Briçonnet was born into a wealthy aristocratic family about the year 1472. His father was Guillaume Briçonnet (1445–1514) who had already enjoyed a successful career in the Catholic Church. The influence that the elder Guillaume Briçonnet exercised certainly did not hinder his son and namesake from advancing up through the Church hierarchy. The younger Briçonnet was made Bishop of Lodève in 1489 and was later installed as the abbot of the Abbey of Saint-Germain-des-Prés in 1507. Briçonnet also had political connections to the royal court. In 1516 he was commissioned by King Francis I of France to negotiate with Pope Leo X on the terms of the Concordat of Bologna. In the same year Briçonnet was chosen as the new Bishop of Meaux where he would begin the most significant part of his career.
As Bishop, Briçonnet began to implement a program of reform in his diocese. He worked to improve the training of his clergy as well as improving monastic discipline. In the course of these efforts however he made some enemies, particularly among the Franciscan friars within his diocese. Additionally, Briçonnet invited a number of evangelical humanists to work in the bishopric to help implement his reform program. This group of humanists became known as the Circle of Meaux and included Josse van Clichtove, Guillaume Farel, Jacques Lefèvre d'Étaples, Martial Mazurier, Gérard Roussel, and François Vatable. The members of the Meaux circle were of different talents but they generally emphasized the study of the Bible and a return to the theology of the early Church.
Although Briçonnet supported a renewal of his diocese along humanist lines with the support of evangelical reformers, the bishop never supported and later condemned the growing Reformation movement centered on Martin Luther. Certain members of the group disagreed with the bishop in their attitude towards Lutheranism however. The support of Lutheranism by some of his subordinates cast suspicion on Briçonnet's entire project. Some of the Franciscan friars in his diocese, already unhappy with the Bishop's austere method, took the opportunity offered by this suspicion and accused him of Lutheranism. Briçonnet had to appear before the Parlement of Paris to face charges of heresy. Briçonnet was found innocent by the Parlement, possible because of his connections at the royal court in Paris. Permanent damage had been done to Briçonnet's reform efforts however, and he found it impossible to continue his attempt to regenerate the spiritual life of his diocese. The Circle of Meaux disbanded about 1525 and its members went various ways, some of them later playing important roles in the Reformation.

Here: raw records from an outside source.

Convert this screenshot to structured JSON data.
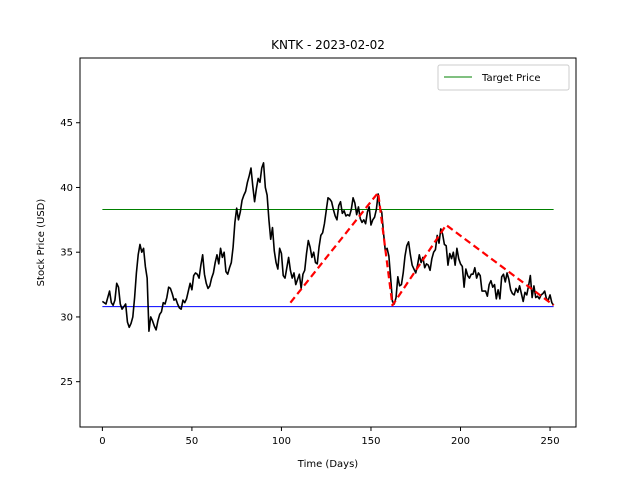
{
  "chart_data": {
    "type": "line",
    "title": "KNTK - 2023-02-02",
    "xlabel": "Time (Days)",
    "ylabel": "Stock Price (USD)",
    "xlim": [
      -12.5,
      264.5
    ],
    "ylim": [
      21.5,
      50.0
    ],
    "xticks": [
      0,
      50,
      100,
      150,
      200,
      250
    ],
    "yticks": [
      25,
      30,
      35,
      40,
      45
    ],
    "grid": false,
    "legend_position": "top-right",
    "legend": [
      "Target Price"
    ],
    "series": [
      {
        "color": "#000000",
        "style": "solid",
        "x": [
          0,
          2,
          3,
          4,
          5,
          6,
          7,
          8,
          9,
          10,
          11,
          12,
          13,
          14,
          15,
          16,
          17,
          18,
          19,
          20,
          21,
          22,
          23,
          24,
          25,
          26,
          27,
          28,
          29,
          30,
          31,
          32,
          33,
          34,
          35,
          36,
          37,
          38,
          39,
          40,
          41,
          42,
          43,
          44,
          45,
          46,
          47,
          48,
          49,
          50,
          51,
          52,
          53,
          54,
          55,
          56,
          57,
          58,
          59,
          60,
          61,
          62,
          63,
          64,
          65,
          66,
          67,
          68,
          69,
          70,
          71,
          72,
          73,
          74,
          75,
          76,
          77,
          78,
          79,
          80,
          81,
          82,
          83,
          84,
          85,
          86,
          87,
          88,
          89,
          90,
          91,
          92,
          93,
          94,
          95,
          96,
          97,
          98,
          99,
          100,
          101,
          102,
          103,
          104,
          105,
          106,
          107,
          108,
          109,
          110,
          111,
          112,
          113,
          114,
          115,
          116,
          117,
          118,
          119,
          120,
          121,
          122,
          123,
          124,
          125,
          126,
          127,
          128,
          129,
          130,
          131,
          132,
          133,
          134,
          135,
          136,
          137,
          138,
          139,
          140,
          141,
          142,
          143,
          144,
          145,
          146,
          147,
          148,
          149,
          150,
          151,
          152,
          153,
          154,
          155,
          156,
          157,
          158,
          159,
          160,
          161,
          162,
          163,
          164,
          165,
          166,
          167,
          168,
          169,
          170,
          171,
          172,
          173,
          174,
          175,
          176,
          177,
          178,
          179,
          180,
          181,
          182,
          183,
          184,
          185,
          186,
          187,
          188,
          189,
          190,
          191,
          192,
          193,
          194,
          195,
          196,
          197,
          198,
          199,
          200,
          201,
          202,
          203,
          204,
          205,
          206,
          207,
          208,
          209,
          210,
          211,
          212,
          213,
          214,
          215,
          216,
          217,
          218,
          219,
          220,
          221,
          222,
          223,
          224,
          225,
          226,
          227,
          228,
          229,
          230,
          231,
          232,
          233,
          234,
          235,
          236,
          237,
          238,
          239,
          240,
          241,
          242,
          243,
          244,
          245,
          246,
          247,
          248,
          249,
          250,
          251,
          252
        ],
        "y": [
          31.2,
          31.0,
          31.5,
          32.0,
          31.1,
          30.9,
          31.3,
          32.6,
          32.3,
          31.0,
          30.6,
          30.8,
          31.0,
          29.6,
          29.2,
          29.5,
          30.0,
          31.5,
          33.4,
          34.8,
          35.6,
          35.0,
          35.3,
          33.9,
          33.0,
          28.9,
          30.0,
          29.7,
          29.3,
          29.0,
          29.7,
          30.2,
          30.4,
          31.1,
          31.0,
          31.5,
          32.3,
          32.2,
          31.8,
          31.3,
          31.4,
          31.0,
          30.7,
          30.6,
          31.3,
          31.1,
          31.4,
          32.0,
          32.6,
          32.1,
          33.2,
          33.4,
          33.3,
          33.0,
          34.0,
          34.8,
          33.3,
          32.6,
          32.2,
          32.4,
          33.0,
          33.4,
          34.2,
          34.8,
          34.1,
          35.3,
          34.6,
          35.0,
          33.5,
          33.3,
          33.8,
          34.2,
          35.4,
          37.3,
          38.4,
          37.5,
          38.1,
          39.0,
          39.4,
          39.7,
          40.4,
          40.9,
          41.5,
          40.1,
          38.9,
          39.9,
          40.7,
          40.4,
          41.5,
          41.9,
          40.0,
          39.4,
          37.5,
          36.0,
          36.9,
          35.1,
          34.2,
          33.7,
          35.3,
          34.9,
          33.2,
          33.0,
          33.8,
          34.6,
          33.6,
          33.0,
          33.4,
          32.5,
          32.9,
          33.3,
          32.2,
          33.3,
          33.6,
          34.9,
          35.9,
          35.4,
          34.6,
          35.0,
          34.2,
          34.1,
          35.4,
          36.3,
          36.5,
          37.2,
          38.2,
          39.2,
          39.1,
          38.9,
          38.3,
          37.8,
          37.5,
          38.6,
          38.9,
          38.0,
          38.2,
          37.8,
          37.9,
          37.8,
          38.3,
          39.2,
          38.8,
          37.9,
          38.5,
          37.6,
          37.3,
          37.5,
          37.2,
          38.1,
          38.5,
          37.1,
          37.5,
          37.7,
          38.3,
          39.5,
          38.4,
          38.1,
          36.5,
          35.1,
          35.3,
          34.7,
          33.0,
          31.2,
          31.0,
          31.5,
          33.1,
          32.4,
          32.5,
          33.4,
          34.7,
          35.5,
          35.8,
          34.8,
          34.0,
          33.7,
          33.4,
          34.0,
          34.8,
          34.2,
          34.6,
          33.8,
          34.1,
          34.0,
          33.6,
          34.5,
          35.0,
          35.2,
          36.3,
          35.7,
          36.8,
          36.4,
          35.6,
          35.5,
          34.0,
          34.9,
          34.5,
          35.0,
          34.0,
          35.3,
          34.5,
          34.1,
          33.9,
          32.3,
          33.7,
          33.2,
          33.0,
          33.3,
          33.3,
          33.8,
          33.0,
          33.4,
          33.2,
          32.0,
          32.0,
          32.0,
          31.6,
          32.5,
          32.8,
          32.3,
          32.5,
          31.4,
          32.1,
          31.4,
          33.1,
          33.3,
          32.7,
          33.4,
          32.9,
          32.1,
          31.8,
          31.7,
          32.2,
          31.9,
          32.4,
          31.8,
          31.2,
          31.9,
          31.7,
          32.4,
          33.2,
          31.5,
          32.4,
          31.5,
          31.6,
          31.4,
          31.7,
          31.8,
          32.0,
          31.4,
          31.3,
          31.7,
          31.1,
          30.9
        ]
      },
      {
        "color": "#ff0000",
        "style": "dashed",
        "x": [
          105,
          154,
          162,
          192,
          252
        ],
        "y": [
          31.1,
          39.6,
          30.9,
          37.1,
          30.9
        ]
      },
      {
        "name": "Target Price",
        "color": "#008000",
        "style": "solid",
        "x": [
          0,
          252
        ],
        "y": [
          38.3,
          38.3
        ]
      },
      {
        "color": "#0000ff",
        "style": "solid",
        "x": [
          0,
          252
        ],
        "y": [
          30.8,
          30.8
        ]
      }
    ]
  }
}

After the breakup of the Circle of Meaux Briçonnet served for another nine years as bishop before his death, dismayed at the growing reaction in the Catholic Church against all attempts at internal reform that smacked of possible heresy. In retrospect Briçonnet can be grouped with contemporary Bishops of the Catholic Church such as Christoph von Utenheim and Hugo von Hohenlandenberg who attempted, unsuccessfully, to reform the Church along evangelical lines without breaking up ecclesiastical unity.
Guillaume Briçonnet died at Esmans castle on 24 January 1534; he is buried in the church of this town.